7 Ill. 419 | Ill. | 1845
The Opinion of the Court was delivered by
This was an action of ejectment commenced in the Jo Daviess Circuit Court, by Maughs against Crowell, for the recovery of lot thirty one, in the city of Galena. On the calling of the cause for trial, James Bennett presented a petition praying for a change of venue out of the Circuit, on account of the prejudice of the Judge. The petition alleged that Crowell was in the possession of the premises in question under a lease made by the petitioner, as the trustee of James Bennett, Jr. the real owner. The Court denied the application, to which the defendant excepted. The cause was then submitted to a jury for trial. After .the plaintiff had shown title to the premises, by virtue of a purchase from the United States in 1838, the defendant offered to prove, that in 1835, the plaintiff and James Bennett being the occupants and claimants of adjoining lots, by a parol agreement, established a line between them, which was thereafter to be the boundary; that subsequently, Bennett built a house on his lot directly up to the line, - which house was on the premises in dispute; and that the plaintiff, from the time the line was agreed on, had acquiesced in the same. This evidence was objected to by the plaintiff, and excluded by the Court; to which decision the defendant excepted. The jury found a verdict for the plaintiff, and judgment was rendered thereon.
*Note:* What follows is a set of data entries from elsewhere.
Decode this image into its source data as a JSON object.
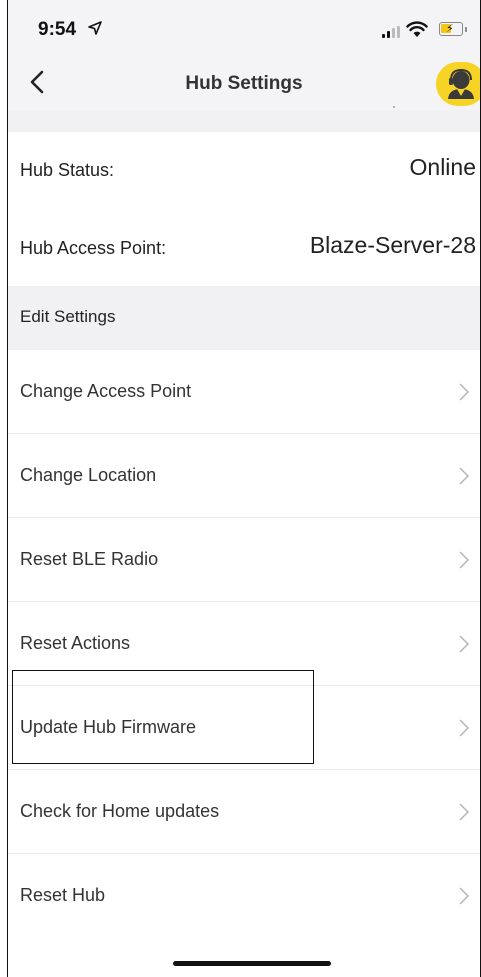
{
  "status_bar": {
    "time": "9:54"
  },
  "nav": {
    "title": "Hub Settings"
  },
  "info": [
    {
      "label": "Hub Status:",
      "value": "Online"
    },
    {
      "label": "Hub Access Point:",
      "value": "Blaze-Server-28"
    }
  ],
  "section_header": "Edit Settings",
  "menu": [
    {
      "label": "Change Access Point"
    },
    {
      "label": "Change Location"
    },
    {
      "label": "Reset BLE Radio"
    },
    {
      "label": "Reset Actions"
    },
    {
      "label": "Update Hub Firmware"
    },
    {
      "label": "Check for Home updates"
    },
    {
      "label": "Reset Hub"
    }
  ],
  "colors": {
    "accent": "#f7d325",
    "background": "#f1f1f3"
  }
}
Crowell prosecutes an appeal, and assigns for error, the decision of the Circuit Court overruling the motion for a change of venue. There was no error in that decision. The application was not made by the defendant, but by a third person representing himself to be the trustee of an alleged owner of the premises in controversy. Our statute only authorizes the parties to obtain a change of venue. The application must be made by a party to the record, and the petition must be verified by his affidavit. The statute does not include persons out of the record, nor allow them to swear to the petition as agents or otherwise. . It is to be feared that this statute has been frequently perverted, to the great detriment of suitors, and its provisions ought not to be extended by implication, so as to embrace persons not specifically named therein. Any other construction would lead to much inconvenience and mischief. A decision, that this application was properly made, would lay down the rule that any person, who alleged that his rights were to be affected by the determination of the case, might interfere and obtain a change of venue.
The decision of the Circuit Court excluding the evidence offered by Crowell, is also assigned for error. It is a familiar doctrine of the law, that the title to real estate cannot be transferred by parol. It is equally forbidden, by the principles of the common law, and the express provisions of the Statute of Frauds. It is settled, however, that the proprietors of adjoining tracts of land may, by .a parol agreement, settle a disputed boundary line between them. Such an adjustment of the boundary, if followed by corresponding possession, may be binding on the parties, not because it passes title, but because it determines the' location where the estate of each is supposed to exist. Jackson v. Dysling, 2 Caines, 198; Kip v. Norton, 12 Wend. 127.
It is insisted by the counsel for the appellant, that this principle is applicable to the present case. We think otherwise. At the time the agreement was made, the premises were the exclusive property of the United States. Neither of the parties had any title. They were mere tenants at sufferance, incapable of making any binding agreement respecting the lots, but what related to their temporary possession. The agreement, ex necessitate, could not. extend beyond the mere occupancy.. It was inoperative as against the proprietor, and ceased to be binding on the parties the the moment the title passed out of the Government. On the purchase of the premises by Maughs, he succeeded to the whole legal estate, unaffected by any previous parol agreement respecting the possession.
The judgment of the Circuit Court is affirmed, with costs.
Judgment affirmed.
Wilson, C. J., did not sit in this case.